Another indication of the care that went into this production is composer Benjamin Wallfisch’s sensitive and muscular score. At times he elaborated on the traditional Ukrainian plaintive chants sung in the film by Mariana Sadovska to spin lyrical violin and cello solos. Mr. Wallfisch has composed music for Hollywood legends Steven Spielberg and Hans Zimmer in films like “Batman V” and “Superman: Dawn of Justice.” Sound effects and the final audio mix are top drawer.

Canadian actor Richard Bachynsky Hoover wrote the original story for “Bitter Harvest” (at first titled “Devil’s Harvest”) and collaborated on the powerful and compact screenplay with Mr. Mendeluk. Dialogue is concise and memorable. (Stalin barks: “Damn those Ukrainians! Lenin was too lenient; syphilis had softened his brain. We will implement his plan, but without mercy!”)

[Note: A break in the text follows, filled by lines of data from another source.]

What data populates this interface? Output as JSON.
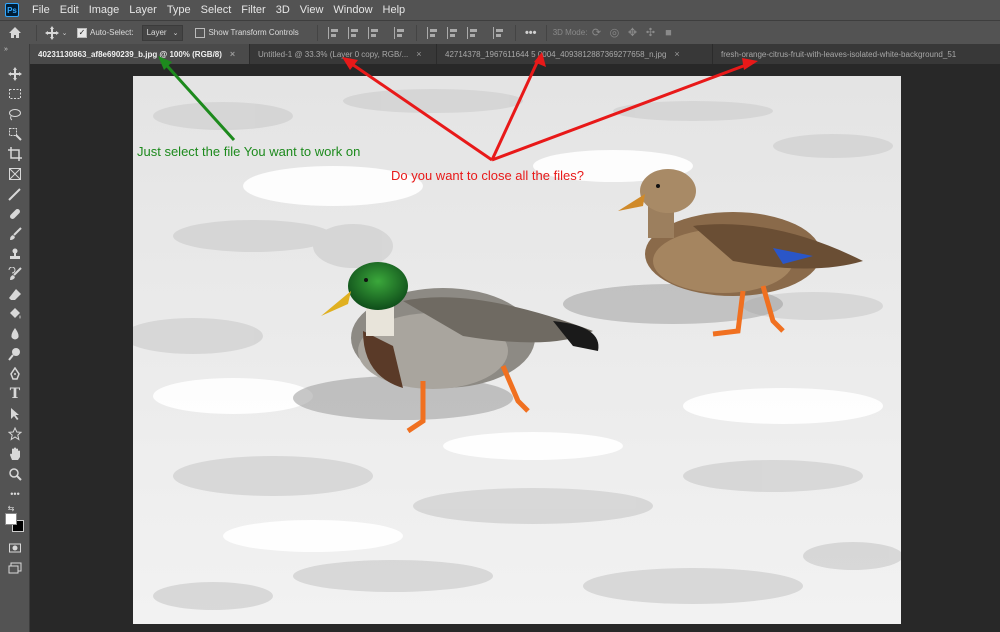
{
  "app": {
    "logo": "Ps",
    "name": "Adobe Photoshop"
  },
  "menu": [
    "File",
    "Edit",
    "Image",
    "Layer",
    "Type",
    "Select",
    "Filter",
    "3D",
    "View",
    "Window",
    "Help"
  ],
  "options": {
    "auto_select_label": "Auto-Select:",
    "auto_select_checked": true,
    "auto_select_target": "Layer",
    "show_transform_label": "Show Transform Controls",
    "show_transform_checked": false,
    "more_label": "•••",
    "mode_3d_label": "3D Mode:"
  },
  "tabs": [
    {
      "label": "40231130863_af8e690239_b.jpg @ 100% (RGB/8)",
      "active": true
    },
    {
      "label": "Untitled-1 @ 33.3% (Layer 0 copy, RGB/...",
      "active": false
    },
    {
      "label": "42714378_1967611644 5 0004_4093812887369277658_n.jpg",
      "active": false
    },
    {
      "label": "fresh-orange-citrus-fruit-with-leaves-isolated-white-background_51",
      "active": false
    }
  ],
  "tools": [
    "move-icon",
    "marquee-icon",
    "lasso-icon",
    "quick-select-icon",
    "crop-icon",
    "frame-icon",
    "eyedropper-icon",
    "healing-icon",
    "brush-icon",
    "stamp-icon",
    "history-brush-icon",
    "eraser-icon",
    "paint-bucket-icon",
    "blur-icon",
    "dodge-icon",
    "pen-icon",
    "type-icon",
    "path-select-icon",
    "shape-icon",
    "hand-icon",
    "zoom-icon",
    "more-tools-icon",
    "color-swap-icon",
    "foreground-color",
    "quick-mask-icon",
    "screen-mode-icon"
  ],
  "colors": {
    "foreground": "#ffffff",
    "background": "#000000",
    "annotation_green": "#1d8a1d",
    "annotation_red": "#e81919",
    "ui_panel": "#535353"
  },
  "annotations": {
    "green_text": "Just select the file You want to work on",
    "red_text": "Do you want to close all the files?"
  }
}
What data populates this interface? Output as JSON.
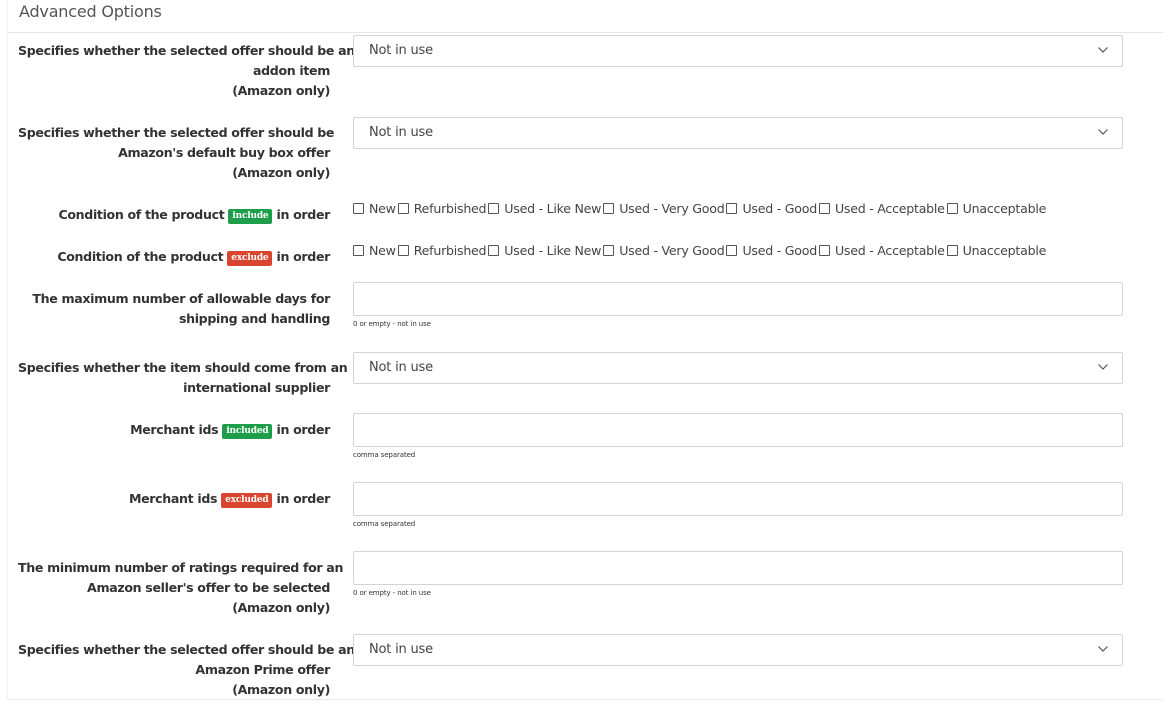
{
  "panel": {
    "title": "Advanced Options"
  },
  "rows": {
    "addon": {
      "lines": [
        "Specifies whether the selected offer should be an",
        "addon item",
        "(Amazon only)"
      ],
      "value": "Not in use"
    },
    "buybox": {
      "lines": [
        "Specifies whether the selected offer should be",
        "Amazon's default buy box offer",
        "(Amazon only)"
      ],
      "value": "Not in use"
    },
    "cond_include": {
      "prefix": "Condition of the product",
      "badge": "include",
      "suffix": "in order"
    },
    "cond_exclude": {
      "prefix": "Condition of the product",
      "badge": "exclude",
      "suffix": "in order"
    },
    "shipping_days": {
      "lines": [
        "The maximum number of allowable days for",
        "shipping and handling"
      ],
      "value": "",
      "help": "0 or empty - not in use"
    },
    "international": {
      "lines": [
        "Specifies whether the item should come from an",
        "international supplier"
      ],
      "value": "Not in use"
    },
    "merchant_included": {
      "prefix": "Merchant ids",
      "badge": "included",
      "suffix": "in order",
      "value": "",
      "help": "comma separated"
    },
    "merchant_excluded": {
      "prefix": "Merchant ids",
      "badge": "excluded",
      "suffix": "in order",
      "value": "",
      "help": "comma separated"
    },
    "min_ratings": {
      "lines": [
        "The minimum number of ratings required for an",
        "Amazon seller's offer to be selected",
        "(Amazon only)"
      ],
      "value": "",
      "help": "0 or empty - not in use"
    },
    "prime": {
      "lines": [
        "Specifies whether the selected offer should be an",
        "Amazon Prime offer",
        "(Amazon only)"
      ],
      "value": "Not in use"
    }
  },
  "conditions": [
    "New",
    "Refurbished",
    "Used - Like New",
    "Used - Very Good",
    "Used - Good",
    "Used - Acceptable",
    "Unacceptable"
  ],
  "colors": {
    "include": "#1e9e4a",
    "exclude": "#d9452f"
  },
  "icons": {
    "dropdown": "chevron-down-icon"
  }
}
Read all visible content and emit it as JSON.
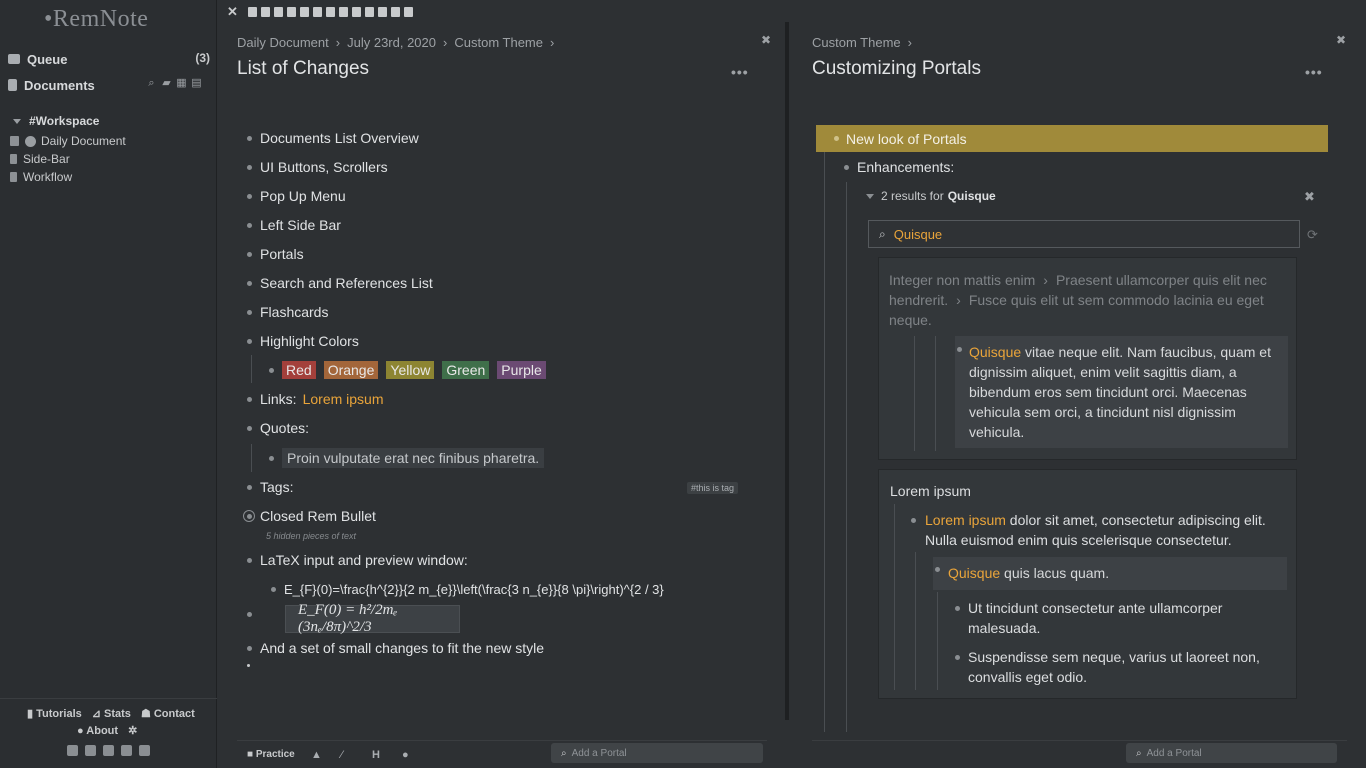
{
  "sidebar": {
    "logo": "•RemNote",
    "queue_label": "Queue",
    "queue_count": "(3)",
    "documents_label": "Documents",
    "workspace_label": "#Workspace",
    "tree": [
      {
        "label": "Daily Document"
      },
      {
        "label": "Side-Bar"
      },
      {
        "label": "Workflow"
      }
    ],
    "footer": {
      "tutorials": "Tutorials",
      "stats": "Stats",
      "contact": "Contact",
      "about": "About"
    }
  },
  "left_pane": {
    "breadcrumb": [
      "Daily Document",
      "July 23rd, 2020",
      "Custom Theme"
    ],
    "title": "List of Changes",
    "items": [
      "Documents List Overview",
      "UI Buttons, Scrollers",
      "Pop Up Menu",
      "Left Side Bar",
      "Portals",
      "Search and References List",
      "Flashcards",
      "Highlight Colors"
    ],
    "colors": [
      "Red",
      "Orange",
      "Yellow",
      "Green",
      "Purple"
    ],
    "links_label": "Links:",
    "link_text": "Lorem ipsum",
    "quotes_label": "Quotes:",
    "quote_text": "Proin vulputate erat nec finibus pharetra.",
    "tags_label": "Tags:",
    "tag_text": "#this is tag",
    "closed_label": "Closed Rem Bullet",
    "hidden_note": "5 hidden pieces of text",
    "latex_label": "LaTeX input and preview window:",
    "latex_source": "E_{F}(0)=\\frac{h^{2}}{2 m_{e}}\\left(\\frac{3 n_{e}}{8 \\pi}\\right)^{2 / 3}",
    "latex_preview": "E_F(0) = h²/2mₑ (3nₑ/8π)^2/3",
    "final_item": "And a set of small changes to fit the new style",
    "bottom": {
      "practice": "Practice",
      "portal_placeholder": "Add a Portal"
    }
  },
  "right_pane": {
    "breadcrumb": [
      "Custom Theme"
    ],
    "title": "Customizing Portals",
    "highlight_item": "New look of Portals",
    "enhancements": "Enhancements:",
    "results_prefix": "2 results for",
    "results_query": "Quisque",
    "search_value": "Quisque",
    "card1": {
      "path1": "Integer non mattis enim",
      "path2": "Praesent ullamcorper quis elit nec hendrerit.",
      "path3": "Fusce quis elit ut sem commodo lacinia eu eget neque.",
      "highlight": "Quisque",
      "text": " vitae neque elit. Nam faucibus, quam et dignissim aliquet, enim velit sagittis diam, a bibendum eros sem tincidunt orci. Maecenas vehicula sem orci, a tincidunt nisl dignissim vehicula."
    },
    "card2": {
      "heading": "Lorem ipsum",
      "lead_link": "Lorem ipsum",
      "lead_text": " dolor sit amet, consectetur adipiscing elit. Nulla euismod enim quis scelerisque consectetur.",
      "quisque": "Quisque",
      "quisque_text": " quis lacus quam.",
      "sub1": "Ut tincidunt consectetur ante ullamcorper malesuada.",
      "sub2": "Suspendisse sem neque, varius ut laoreet non, convallis eget odio."
    },
    "bottom": {
      "portal_placeholder": "Add a Portal"
    }
  }
}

“Bitter Harvest” was financed and produced by Canadian businessman Ian Ihnatowycz, whose family fled Ukraine in the 1940s. “Like all Ukrainians, my family suffered enormously,” Mr. Ihnatowycz said. “There isn’t a Ukrainian alive who doesn’t know about the persecution, executions and starvation. Given the importance of what happened, and that few outside Ukraine knew about it because of the cover-up, the story of this genocide needed to be told. It is relevant today.”

Director George Mendeluk

Mr. Mendeluk was born in Augsburg, Germany, to Ukrainian parents. His directorial credits include the feature films “Stone Cold Dead,” “The Kidnapping of the President,” “Deck the Halls” and many TV episodes of shows like “Miami Vice,” “Night Heat,” “Highlander: The Series” and “Relic Hunter.” Two Ukrainian films that greatly influenced him are Alexander Dovzhenko’s “Earth” (1930) and Serhii Paradzhanov’s “Shadows of Forgotten Ancestors” (1965).

Mr. Mendeluk shared with this author that he has written two screenplays he plans to produce in the next few years – “The Play” about his parents’ journey to freedom during and after the second world war, and “Forbidden,” based on the famous love story between Ivan Mazepa, the legendary Kozak leader, and Motria Kochubei, his 18-year-old god-daughter – a riveting epic about power, passion and treachery.

The director commented on his experience working in Ukraine: “The extras and re-enactors were the best I ever worked with. On our next projects we are looking forward to working with Ukrainian crew, and more Ukrainian actors! Basically, more than 50 percent of film revenue today comes from the international market. My goal is to help grow the Ukrainian film industry by producing more projects here.”

Referring to “Bitter Harvest,” Mr. Mendeluk stated: “I thought my parents would have been so proud that I provided a voice to those who perished brutally, including members of my family. …My goal is to bring personal stories to show the world Ukrainian culture, the indomitable Ukrainian spirit, with its colorful history and heroes – especially its ongoing struggle for freedom in light of current events.”

Mr. Mendeluk concluded: “And as a director, to be able to entertain and educate audiences around the world, is a rare lifetime opportunity for which I am honored and grateful beyond words.”

“Bitter Harvest” will premiere in American theaters on February 24, and throughout Canada on March 3, 2017. Please check your local theater listings.